Barbie? Flat? Come on.
Cats: Uncategorized|You could call the Barbie doll many things. But flat is not one of them.
And yet that is exactly what they were saying about Barbie this week in the business news. Apparently Barbie sales were flat for toy maker Mattel.
On one hand, I say good riddance to this grossly distorted representation of womanhood. What woman looks like that?
On the other hand I resent a bunch suits with MBAs blaming a much-beloved icon of my youth for Q1 flat sales. What do the suits know about Barbie?
Part of me wants to say that Barbie is not real. She’s just a toy onto which girls have projected their imaginations since Barbie’s birth in 1959. Girls don’t want to look like Barbie.
And another part of me hates her for the way she warped expectations of women.
Some girls did want to look like Barbie. And do look like her. I saw them when I went south a few weeks ago - real-life Barbie clones - thin, evenly tanned women with hard, gravity-defying super hooters lounging at the pool or bouncing up and down the beach.
Barbie dolls, if ever I’ve seen one.
So good riddance Barbie. It’s been good knowing you. I think.

April 25th, 2008 at 7:48 am
I was never allowed to have a Barbie as a kid. My mom hated the idea of them, so I was given Strawberry Shortcake dolls instead. Perhaps that is why I embrace I multitude of hair colours.
April 25th, 2008 at 11:25 am
All of my dolls (Big Jim, Action Man (a.k.a. GI Joe), Stretch Armstrong) died a horrible death. Dismemberment by force or by firecracker was the most common fate, although we developed other imaginative ways to destroy our toys. Lego bricks were the only toys tough enough to survive…but I digress.
As we were all boys in my family we didn’t get to blow up any Barbie dolls…a shame really.
April 25th, 2008 at 1:10 pm
I loved Barbie. But I was the first generation of Barbie girls, before she went all blonde and slutty on us. I don’t think playing with Barbie influenced my self-image one bit (although she probably contributed to my love of baubles and clothes).
April 25th, 2008 at 9:23 pm
I kind of look like my old Cabbage Patch doll. Perhaps I should’ve played with Barbies more often.
April 25th, 2008 at 10:27 pm
I was given a cheap knockoff instead, who promptly went bald when I tried to give her a haircut. Call her a slut if you must, but I’ll bet the real Barbie could have handled a little haircut.
April 25th, 2008 at 10:44 pm
Allison, multi-coloured hair is easier to achieve than Barbie’s body shape. your mother is was smart.
Dick, it really is a shame that you didn’t get to destroy Barbie dolls. You may need counselling.
Beth, by the time I had Barbie she was blond and slutty, but I still loved her.
BeckEye, perhaps you could Photoshop something for us with your face on a cabbage patch doll to give us an impression…
BB, you cut Barbie’s hair. Me too. I did some terrible things to her image and ego. Then there were the limb removals and the decapitations.
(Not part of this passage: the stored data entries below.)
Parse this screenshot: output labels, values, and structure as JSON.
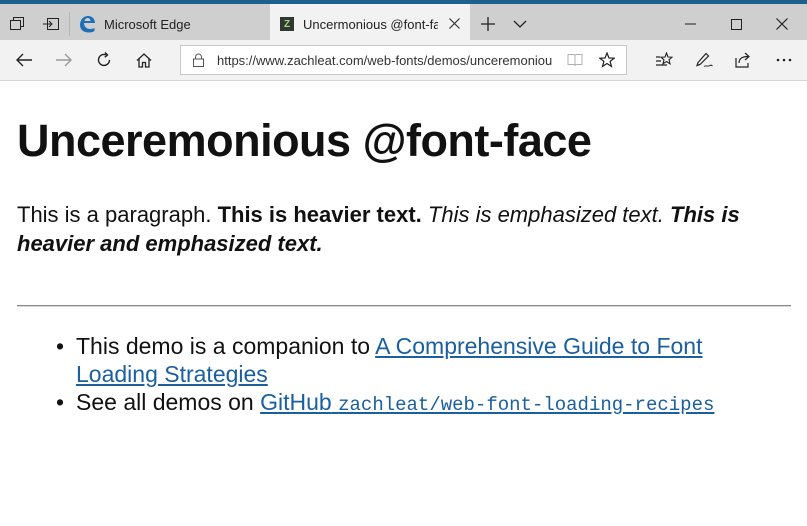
{
  "browser": {
    "tabs": [
      {
        "title": "Microsoft Edge",
        "active": false,
        "icon": "edge-logo-icon"
      },
      {
        "title": "Uncermonious @font-fa",
        "active": true,
        "icon": "zachleat-favicon-icon"
      }
    ],
    "favicon_letter": "Z",
    "address_bar": {
      "url": "https://www.zachleat.com/web-fonts/demos/unceremoniou"
    },
    "accent_color": "#1f5f8c"
  },
  "page": {
    "heading": "Unceremonious @font-face",
    "paragraph": {
      "normal": "This is a paragraph.",
      "heavier": "This is heavier text.",
      "emphasized": "This is emphasized text.",
      "heavier_emphasized": "This is heavier and emphasized text."
    },
    "list": [
      {
        "prefix": "This demo is a companion to",
        "link_text": "A Comprehensive Guide to Font Loading Strategies"
      },
      {
        "prefix": "See all demos on",
        "link_text": "GitHub",
        "code_text": "zachleat/web-font-loading-recipes"
      }
    ],
    "link_color": "#1a5fa0"
  }
}
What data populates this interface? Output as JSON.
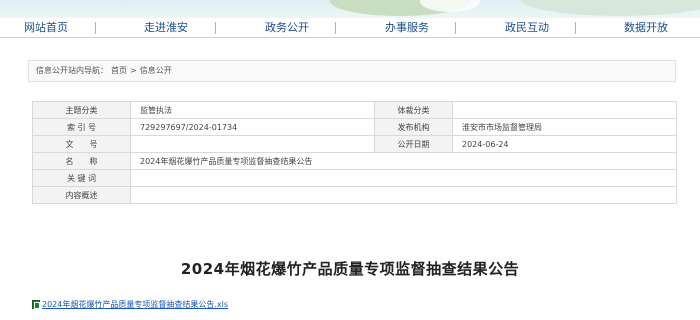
{
  "nav": {
    "items": [
      {
        "label": "网站首页"
      },
      {
        "label": "走进淮安"
      },
      {
        "label": "政务公开"
      },
      {
        "label": "办事服务"
      },
      {
        "label": "政民互动"
      },
      {
        "label": "数据开放"
      }
    ]
  },
  "breadcrumb": {
    "prefix": "信息公开站内导航：",
    "home": "首页",
    "separator": ">",
    "current": "信息公开"
  },
  "meta_table": {
    "subject_label": "主题分类",
    "subject_value": "监管执法",
    "genre_label": "体裁分类",
    "genre_value": "",
    "index_label": "索 引 号",
    "index_value": "729297697/2024-01734",
    "publisher_label": "发布机构",
    "publisher_value": "淮安市市场监督管理局",
    "docno_label": "文　　号",
    "docno_value": "",
    "date_label": "公开日期",
    "date_value": "2024-06-24",
    "name_label": "名　　称",
    "name_value": "2024年烟花爆竹产品质量专项监督抽查结果公告",
    "keywords_label": "关 键 词",
    "keywords_value": "",
    "summary_label": "内容概述",
    "summary_value": ""
  },
  "article": {
    "title": "2024年烟花爆竹产品质量专项监督抽查结果公告"
  },
  "attachment": {
    "icon": "xls-file-icon",
    "name": "2024年烟花爆竹产品质量专项监督抽查结果公告.xls"
  }
}
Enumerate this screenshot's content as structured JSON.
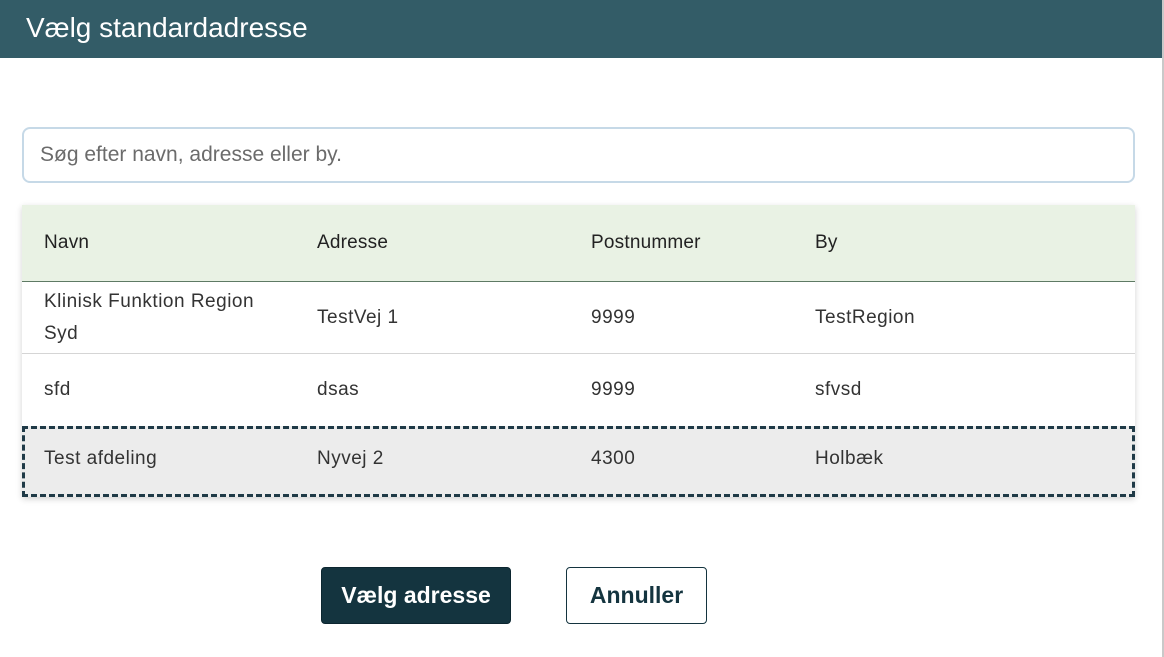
{
  "dialog": {
    "title": "Vælg standardadresse"
  },
  "search": {
    "placeholder": "Søg efter navn, adresse eller by.",
    "value": ""
  },
  "table": {
    "columns": [
      "Navn",
      "Adresse",
      "Postnummer",
      "By"
    ],
    "rows": [
      {
        "navn": "Klinisk Funktion Region Syd",
        "adresse": "TestVej 1",
        "postnummer": "9999",
        "by": "TestRegion"
      },
      {
        "navn": "sfd",
        "adresse": "dsas",
        "postnummer": "9999",
        "by": "sfvsd"
      },
      {
        "navn": "Test afdeling",
        "adresse": "Nyvej 2",
        "postnummer": "4300",
        "by": "Holbæk"
      }
    ],
    "focused_row": 2
  },
  "buttons": {
    "select_label": "Vælg adresse",
    "cancel_label": "Annuller"
  },
  "colors": {
    "header_bg": "#335c67",
    "table_header_bg": "#e9f2e4",
    "primary_button_bg": "#14343f",
    "focused_row_bg": "#ececec"
  }
}
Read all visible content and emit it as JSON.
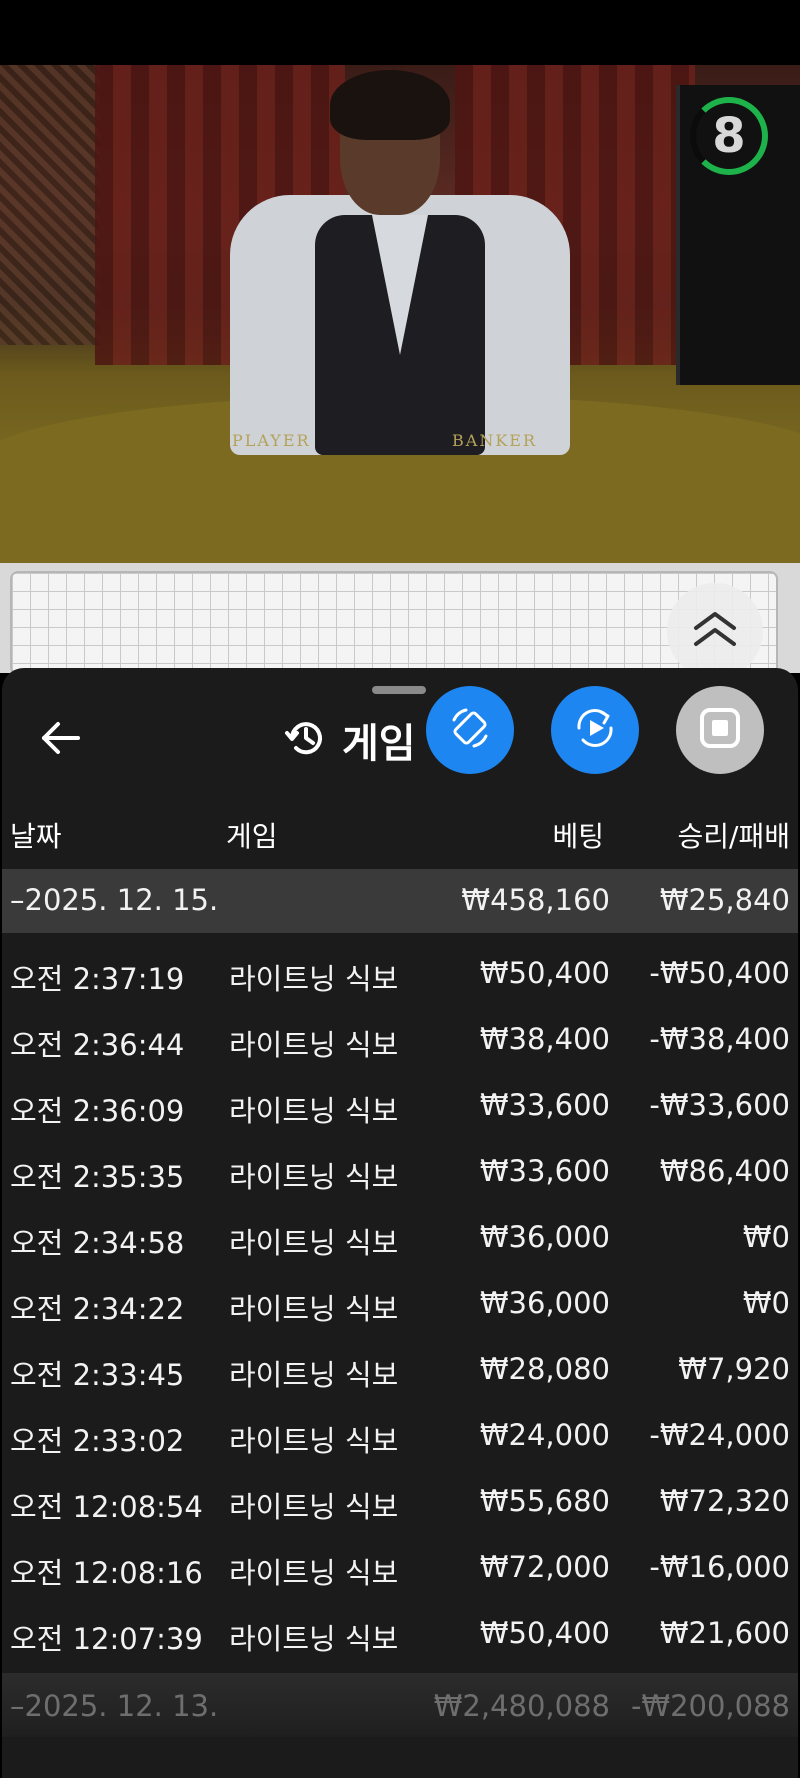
{
  "video": {
    "timer": "8",
    "table_labels": [
      "PLAYER",
      "BANKER"
    ]
  },
  "panel": {
    "title": "게임",
    "columns": {
      "date": "날짜",
      "game": "게임",
      "bet": "베팅",
      "result": "승리/패배"
    },
    "groups": [
      {
        "date": "–2025. 12. 15.",
        "bet_total": "₩458,160",
        "result_total": "₩25,840",
        "rows": [
          {
            "time": "오전 2:37:19",
            "game": "라이트닝 식보",
            "bet": "₩50,400",
            "result": "-₩50,400"
          },
          {
            "time": "오전 2:36:44",
            "game": "라이트닝 식보",
            "bet": "₩38,400",
            "result": "-₩38,400"
          },
          {
            "time": "오전 2:36:09",
            "game": "라이트닝 식보",
            "bet": "₩33,600",
            "result": "-₩33,600"
          },
          {
            "time": "오전 2:35:35",
            "game": "라이트닝 식보",
            "bet": "₩33,600",
            "result": "₩86,400"
          },
          {
            "time": "오전 2:34:58",
            "game": "라이트닝 식보",
            "bet": "₩36,000",
            "result": "₩0"
          },
          {
            "time": "오전 2:34:22",
            "game": "라이트닝 식보",
            "bet": "₩36,000",
            "result": "₩0"
          },
          {
            "time": "오전 2:33:45",
            "game": "라이트닝 식보",
            "bet": "₩28,080",
            "result": "₩7,920"
          },
          {
            "time": "오전 2:33:02",
            "game": "라이트닝 식보",
            "bet": "₩24,000",
            "result": "-₩24,000"
          },
          {
            "time": "오전 12:08:54",
            "game": "라이트닝 식보",
            "bet": "₩55,680",
            "result": "₩72,320"
          },
          {
            "time": "오전 12:08:16",
            "game": "라이트닝 식보",
            "bet": "₩72,000",
            "result": "-₩16,000"
          },
          {
            "time": "오전 12:07:39",
            "game": "라이트닝 식보",
            "bet": "₩50,400",
            "result": "₩21,600"
          }
        ]
      },
      {
        "date": "–2025. 12. 13.",
        "bet_total": "₩2,480,088",
        "result_total": "-₩200,088",
        "rows": []
      }
    ]
  },
  "icons": {
    "back": "arrow-left-icon",
    "history": "history-icon",
    "fab1": "rotate-screen-icon",
    "fab2": "replay-icon",
    "fab3": "stop-icon",
    "roadmap_toggle": "chevron-double-up-icon"
  },
  "colors": {
    "banker": "#d0343a",
    "player": "#2f74c8",
    "tie": "#2a8a3a",
    "fab_blue": "#1e86f0",
    "panel_bg": "#1b1b1b",
    "group_bg": "#3a3a3a"
  }
}
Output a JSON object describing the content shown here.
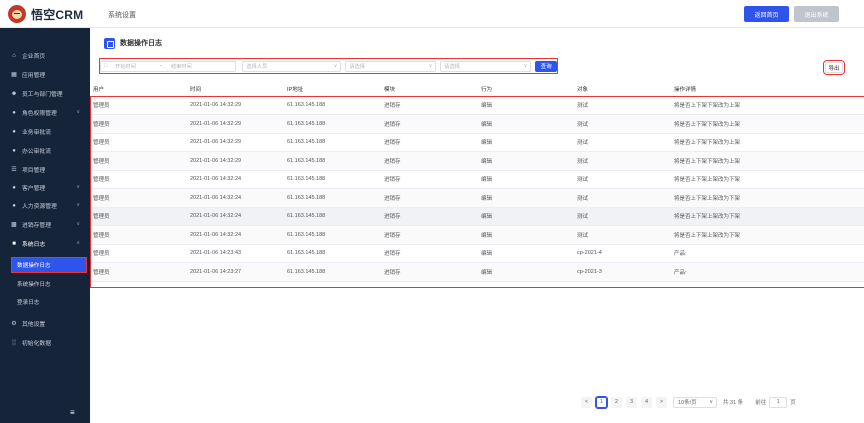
{
  "app": {
    "logo_text": "悟空CRM",
    "breadcrumb": "系统设置",
    "home_button": "返回首页",
    "logout_button": "退出系统"
  },
  "sidebar": {
    "items": [
      {
        "label": "企业首页",
        "icon": "home-icon"
      },
      {
        "label": "应用管理",
        "icon": "apps-icon"
      },
      {
        "label": "员工与部门管理",
        "icon": "users-icon"
      },
      {
        "label": "角色权限管理",
        "icon": "role-icon",
        "chevron": "down"
      },
      {
        "label": "业务审批流",
        "icon": "approval-icon"
      },
      {
        "label": "办公审批流",
        "icon": "office-approval-icon"
      },
      {
        "label": "项目管理",
        "icon": "project-icon"
      },
      {
        "label": "客户管理",
        "icon": "customer-icon",
        "chevron": "down"
      },
      {
        "label": "人力资源管理",
        "icon": "hr-icon",
        "chevron": "down"
      },
      {
        "label": "进销存管理",
        "icon": "inventory-icon",
        "chevron": "down"
      },
      {
        "label": "系统日志",
        "icon": "log-icon",
        "chevron": "up"
      }
    ],
    "sub_items": [
      "数据操作日志",
      "系统操作日志",
      "登录日志"
    ],
    "bottom_items": [
      {
        "label": "其他设置",
        "icon": "gear-icon"
      },
      {
        "label": "初始化数据",
        "icon": "chart-icon"
      }
    ],
    "collapse_icon": "≡"
  },
  "page": {
    "title": "数据操作日志"
  },
  "filters": {
    "start_placeholder": "开始时间",
    "end_placeholder": "结束时间",
    "date_separator": "-",
    "user_placeholder": "选择人员",
    "module_placeholder": "请选择",
    "action_placeholder": "请选择",
    "search_button": "查询",
    "export_button": "导出"
  },
  "table": {
    "columns": [
      "用户",
      "时间",
      "IP地址",
      "模块",
      "行为",
      "对象",
      "操作详情"
    ],
    "rows": [
      [
        "管理员",
        "2021-01-06 14:32:29",
        "61.163.145.188",
        "进销存",
        "编辑",
        "测试",
        "将是否上下架下架改为上架"
      ],
      [
        "管理员",
        "2021-01-06 14:32:29",
        "61.163.145.188",
        "进销存",
        "编辑",
        "测试",
        "将是否上下架下架改为上架"
      ],
      [
        "管理员",
        "2021-01-06 14:32:29",
        "61.163.145.188",
        "进销存",
        "编辑",
        "测试",
        "将是否上下架下架改为上架"
      ],
      [
        "管理员",
        "2021-01-06 14:32:29",
        "61.163.145.188",
        "进销存",
        "编辑",
        "测试",
        "将是否上下架下架改为上架"
      ],
      [
        "管理员",
        "2021-01-06 14:32:24",
        "61.163.145.188",
        "进销存",
        "编辑",
        "测试",
        "将是否上下架上架改为下架"
      ],
      [
        "管理员",
        "2021-01-06 14:32:24",
        "61.163.145.188",
        "进销存",
        "编辑",
        "测试",
        "将是否上下架上架改为下架"
      ],
      [
        "管理员",
        "2021-01-06 14:32:24",
        "61.163.145.188",
        "进销存",
        "编辑",
        "测试",
        "将是否上下架上架改为下架"
      ],
      [
        "管理员",
        "2021-01-06 14:32:24",
        "61.163.145.188",
        "进销存",
        "编辑",
        "测试",
        "将是否上下架上架改为下架"
      ],
      [
        "管理员",
        "2021-01-06 14:23:43",
        "61.163.145.188",
        "进销存",
        "编辑",
        "cp-2021-4",
        "产品:"
      ],
      [
        "管理员",
        "2021-01-06 14:23:27",
        "61.163.145.188",
        "进销存",
        "编辑",
        "cp-2021-3",
        "产品:"
      ]
    ]
  },
  "pagination": {
    "prev": "<",
    "next": ">",
    "pages": [
      "1",
      "2",
      "3",
      "4"
    ],
    "current": "1",
    "page_size": "10条/页",
    "total": "共 31 条",
    "goto_label": "前往",
    "goto_value": "1",
    "page_suffix": "页"
  }
}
Ah Barbie was fun.
April 25th, 2008 at 11:09 pm
I’m just trying to remember Barbie world….Ken, Midge, seemed like Barbie had a younger sister…they also had a black Barbie with a separate name….
It always seemed like Ken was Barbie’s gay friend. GI Joe was built to a different scale iirc didn’t really mix with Barbie…
I think the tamer alternative to Barbie was a line of dolls called Tammy…
It is weird, all these modern women filling themselves with plastic so they can look like a plastic doll isnpired by a German sex shop doll.
April 26th, 2008 at 12:20 pm
“What woman looks like that?”
It’s funny that you said in your article that when you went south, you saw women that look like that, when the one woman that best personifies Barbie comes from British Columbia…Pamela Anderson.
Just sayin’.
April 26th, 2008 at 2:21 pm
I was also not allowed to play with Barbie dolls as a kid, they were “dirty” according to mama.
I had a friend in university who told me that she used her mom’s kotex pads as Barbie doll beds. I thought that was simply hysterical.
April 26th, 2008 at 11:03 pm
Chance, Midge! I was trying to think of her name. And yes, why do women stuff themselves with a foreign substance that may come back to haunt them some day. The GI Joe thing was later interpreted as home-erotic. Who knows.
WP, right on. Pammy is the ultimate Barbie with human DNA. I don’t know how often she’s in BC these days and for that matter, how much of her is actually Canadian content these days.
yam, kotex as doll beds. That is a scream.
April 27th, 2008 at 6:06 am
“and for that matter, how much of her is actually Canadian content these days.”
Good gravy, I didn’t think of that. Airbag metaphors aside, she’s just like a Japanese or German car; some of her original content was shipped here and then the final assembly was done here.
April 28th, 2008 at 8:24 am
I loved ripping the head off my one and only Barbie, and painting a face on that little nub that remains. Hysterical. Also, my Barbie was a great Olympic gymnast, what with being able to circle her legs around 360 degrees and all.